A few things to note:

  • Parsing PHP data with PHP is quite easy because PHP already comes with a tokenizer for PHP. Parsing a different language with PHP is quite harder, as we would have to write a language-specific tokenizer first!

  • The above code was quickly put together for demonstration purposes. I am pretty sure it will not cover all cases.
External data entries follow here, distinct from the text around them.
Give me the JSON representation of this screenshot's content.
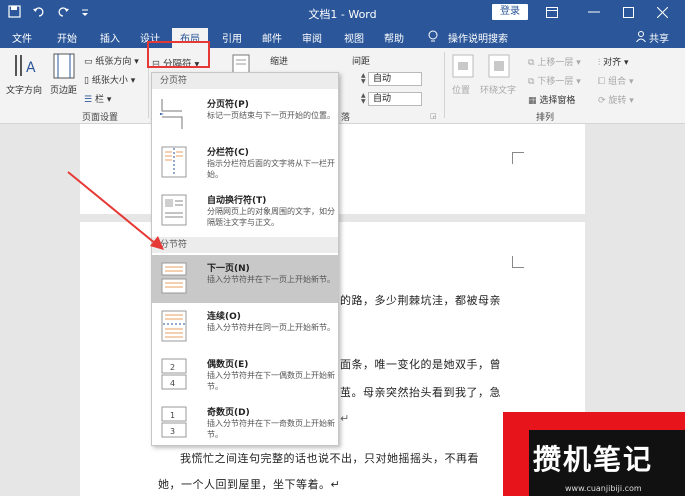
{
  "titlebar": {
    "title": "文档1 - Word",
    "login": "登录"
  },
  "tabs": [
    "文件",
    "开始",
    "插入",
    "设计",
    "布局",
    "引用",
    "邮件",
    "审阅",
    "视图",
    "帮助"
  ],
  "active_tab": "布局",
  "tell_me": "操作说明搜索",
  "share": "共享",
  "ribbon": {
    "text_direction": "文字方向",
    "margins": "页边距",
    "orientation": "纸张方向",
    "size": "纸张大小",
    "columns": "栏",
    "page_setup_group": "页面设置",
    "breaks_button": "分隔符",
    "indent_label": "缩进",
    "spacing_label": "间距",
    "spacing_before": "自动",
    "spacing_after": "自动",
    "paragraph_group_tail": "落",
    "position": "位置",
    "wrap_text": "环绕文字",
    "bring_forward": "上移一层",
    "send_backward": "下移一层",
    "selection_pane": "选择窗格",
    "align": "对齐",
    "group": "组合",
    "rotate": "旋转",
    "arrange_group": "排列"
  },
  "dropdown": {
    "page_breaks_header": "分页符",
    "section_breaks_header": "分节符",
    "items": [
      {
        "title": "分页符(P)",
        "desc": "标记一页结束与下一页开始的位置。"
      },
      {
        "title": "分栏符(C)",
        "desc": "指示分栏符后面的文字将从下一栏开始。"
      },
      {
        "title": "自动换行符(T)",
        "desc": "分隔网页上的对象周围的文字，如分隔题注文字与正文。"
      },
      {
        "title": "下一页(N)",
        "desc": "插入分节符并在下一页上开始新节。"
      },
      {
        "title": "连续(O)",
        "desc": "插入分节符并在同一页上开始新节。"
      },
      {
        "title": "偶数页(E)",
        "desc": "插入分节符并在下一偶数页上开始新节。"
      },
      {
        "title": "奇数页(D)",
        "desc": "插入分节符并在下一奇数页上开始新节。"
      }
    ]
  },
  "document": {
    "line1": "的路，多少荆棘坑洼，都被母亲",
    "line2": "面条，唯一变化的是她双手，曾",
    "line3": "茧。母亲突然抬头看到我了，急",
    "line4": "我慌忙之间连句完整的话也说不出，只对她摇摇头，不再看",
    "line5": "她，一个人回到屋里，坐下等着。↵",
    "mark": "↵"
  },
  "watermark": {
    "text": "攒机笔记",
    "url": "www.cuanjibiji.com"
  },
  "colors": {
    "brand": "#2b579a",
    "highlight_red": "#e53935"
  }
}
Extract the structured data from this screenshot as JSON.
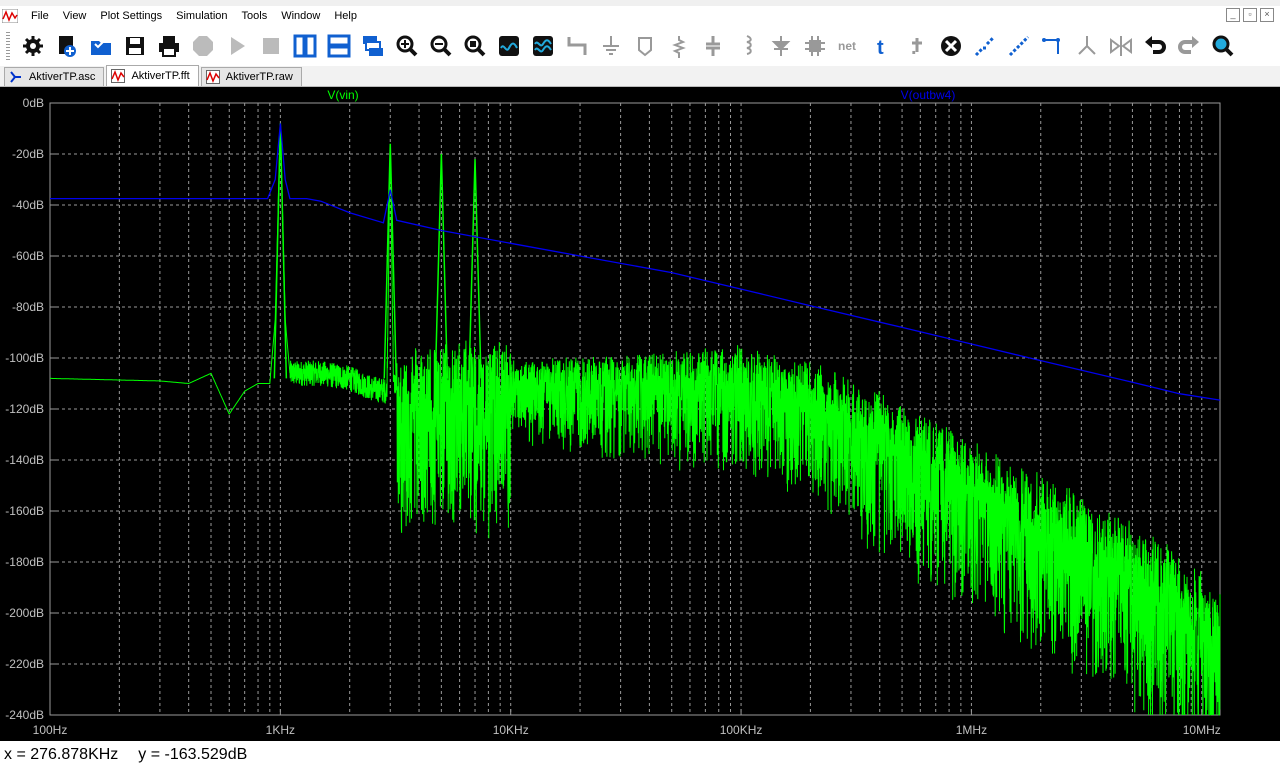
{
  "menu": {
    "items": [
      "File",
      "View",
      "Plot Settings",
      "Simulation",
      "Tools",
      "Window",
      "Help"
    ]
  },
  "toolbar": {
    "buttons": [
      "gear-icon",
      "open-schematic-icon",
      "open-folder-icon",
      "save-icon",
      "print-icon",
      "halt-icon",
      "run-icon",
      "stop-icon",
      "tile-vertical-icon",
      "tile-horizontal-icon",
      "cascade-icon",
      "zoom-in-icon",
      "zoom-out-icon",
      "zoom-fit-icon",
      "autorange-icon",
      "waveform-icon",
      "wire-icon",
      "ground-icon",
      "label-icon",
      "resistor-icon",
      "capacitor-icon",
      "inductor-icon",
      "diode-icon",
      "component-icon",
      "net-label-icon",
      "text-icon",
      "spice-directive-icon",
      "delete-icon",
      "duplicate-icon",
      "move-icon",
      "drag-icon",
      "rotate-icon",
      "mirror-icon",
      "undo-icon",
      "redo-icon",
      "find-icon"
    ]
  },
  "tabs": [
    {
      "label": "AktiverTP.asc",
      "icon": "schematic-icon",
      "active": false
    },
    {
      "label": "AktiverTP.fft",
      "icon": "waveform-icon",
      "active": true
    },
    {
      "label": "AktiverTP.raw",
      "icon": "waveform-icon",
      "active": false
    }
  ],
  "status": {
    "x_readout": "x = 276.878KHz",
    "y_readout": "y = -163.529dB"
  },
  "colors": {
    "plot_bg": "#000000",
    "grid": "#9a9a9a",
    "trace_vin": "#00ff00",
    "trace_outbw4": "#0000ee",
    "axis_text": "#c0c0c0"
  },
  "chart_data": {
    "type": "line",
    "x_scale": "log",
    "xlim": [
      100,
      12000000
    ],
    "ylim": [
      -240,
      0
    ],
    "x_ticks": [
      100,
      1000,
      10000,
      100000,
      1000000,
      10000000
    ],
    "x_tick_labels": [
      "100Hz",
      "1KHz",
      "10KHz",
      "100KHz",
      "1MHz",
      "10MHz"
    ],
    "y_ticks": [
      0,
      -20,
      -40,
      -60,
      -80,
      -100,
      -120,
      -140,
      -160,
      -180,
      -200,
      -220,
      -240
    ],
    "y_tick_labels": [
      "0dB",
      "-20dB",
      "-40dB",
      "-60dB",
      "-80dB",
      "-100dB",
      "-120dB",
      "-140dB",
      "-160dB",
      "-180dB",
      "-200dB",
      "-220dB",
      "-240dB"
    ],
    "grid": true,
    "series": [
      {
        "name": "V(vin)",
        "color": "#00ff00",
        "envelope": [
          [
            100,
            -108
          ],
          [
            300,
            -109
          ],
          [
            400,
            -110
          ],
          [
            500,
            -106
          ],
          [
            600,
            -122
          ],
          [
            700,
            -113
          ],
          [
            800,
            -110
          ],
          [
            900,
            -110
          ],
          [
            950,
            -85
          ],
          [
            1000,
            -8
          ],
          [
            1050,
            -85
          ],
          [
            1100,
            -106
          ],
          [
            1500,
            -106
          ],
          [
            2000,
            -108
          ],
          [
            2500,
            -112
          ],
          [
            2900,
            -113
          ],
          [
            3000,
            -16
          ],
          [
            3100,
            -110
          ],
          [
            5000,
            -108
          ],
          [
            7000,
            -106
          ],
          [
            10000,
            -107
          ],
          [
            20000,
            -106
          ],
          [
            40000,
            -106
          ],
          [
            100000,
            -104
          ],
          [
            200000,
            -112
          ],
          [
            400000,
            -125
          ],
          [
            1000000,
            -145
          ],
          [
            2000000,
            -158
          ],
          [
            4000000,
            -173
          ],
          [
            8000000,
            -190
          ],
          [
            12000000,
            -205
          ]
        ],
        "spikes": [
          [
            1000,
            -8
          ],
          [
            3000,
            -16
          ],
          [
            5000,
            -20
          ],
          [
            7000,
            -22
          ]
        ],
        "noise_spread_db": [
          [
            10000,
            25
          ],
          [
            100000,
            40
          ],
          [
            1000000,
            55
          ],
          [
            12000000,
            60
          ]
        ]
      },
      {
        "name": "V(outbw4)",
        "color": "#0000ee",
        "values": [
          [
            100,
            -37.5
          ],
          [
            880,
            -37.5
          ],
          [
            950,
            -30
          ],
          [
            1000,
            -8
          ],
          [
            1050,
            -30
          ],
          [
            1100,
            -37.5
          ],
          [
            1300,
            -37.5
          ],
          [
            1500,
            -38.5
          ],
          [
            2000,
            -43
          ],
          [
            2800,
            -47
          ],
          [
            3000,
            -34
          ],
          [
            3200,
            -46
          ],
          [
            5000,
            -50
          ],
          [
            10000,
            -55
          ],
          [
            20000,
            -60
          ],
          [
            50000,
            -66.5
          ],
          [
            100000,
            -73
          ],
          [
            200000,
            -79.5
          ],
          [
            500000,
            -88
          ],
          [
            1000000,
            -94.5
          ],
          [
            2000000,
            -101
          ],
          [
            5000000,
            -109.5
          ],
          [
            8000000,
            -114
          ],
          [
            12000000,
            -116.5
          ]
        ]
      }
    ]
  }
}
Apart from that, it was written to be intuitive and not to be efficient (i.e. instead modifying the tokens array in place with array_shift(), we would rather leave that array constant and work with an index into it).

  • For grammars more complex than this simple one, don’t go with hand-written parsers but use a parser generator. I am not sure what parser generators are available in the PHP world, but in C and C++ most people will go with GNU Bison and Flex.

  • Writing your own parsers is error-prone even with a parser generator, so don’t do it if you don’t have to. If you can, use a widely supported data format such as JSON instead and let json_decode() do all the heavy lifting for you.